Chaperone Policy

Rationale

Intimate examinations or procedures can understandably be stressful and embarrassing for patients and health professionals must endeavour to ensure the patient’s comfort, dignity and privacy. Recent high profile local and national cases of alleged and/or proven inappropriate behaviour of health professionals towards patients highlighted the need to ensure both patients and professionals were ‘protected’.

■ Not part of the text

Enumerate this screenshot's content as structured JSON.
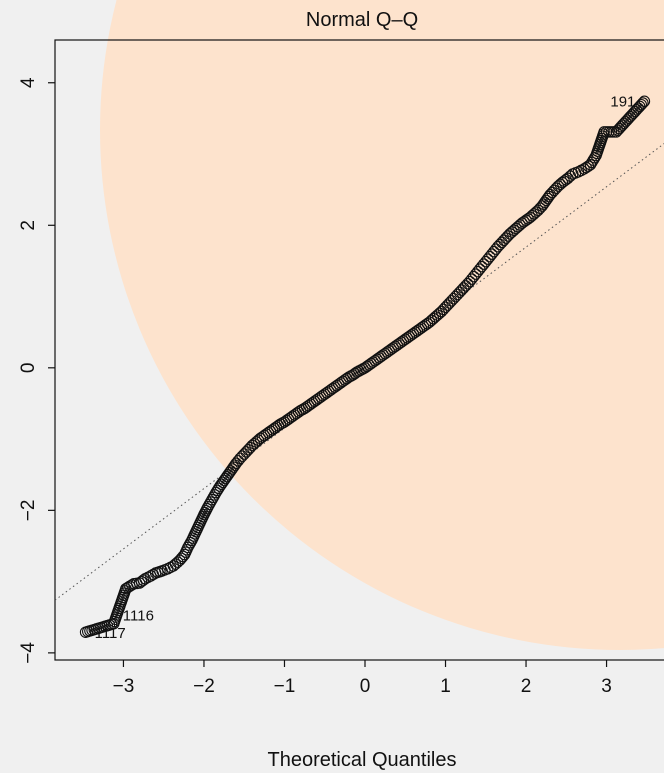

An intimate examination or procedure is recognised as one involving the breast, genitalia or rectum. The GMC (2002) states that arrangements should be made for a chaperone to be present if intimate examinations or procedures are carried out in situations that may be open to misinterpretation.

Best Practice Guidelines

Prior to undertaking any clinical examination the health professional should:

  • Explain why the examination is needed, giving the patient opportunity to ask questions and discuss concerns.
  • Explain what the examination will involve, reassuring the patient if they are likely to experience pain or discomfort.
  • Ensure the patient’s consent is obtained before the examination and be prepared to stop if the patient requests. Consent must be documented.
  • Offer a chaperone. If the patient does not want a chaperone the health professional must record that the offer was made and declined. If a chaperone is present the health professional should record that fact and make a note of the chaperone’s identity.
  • If for justifiable reasons a chaperone cannot be offered the health professional should explain that to the patient, offer to delay the examination or procedure to a later date. The health professional should record the discussion and its outcome.

The practice will ensure that all members of staff receive the level of training necessary for them to fulfil their individual responsibilities identified in this policy.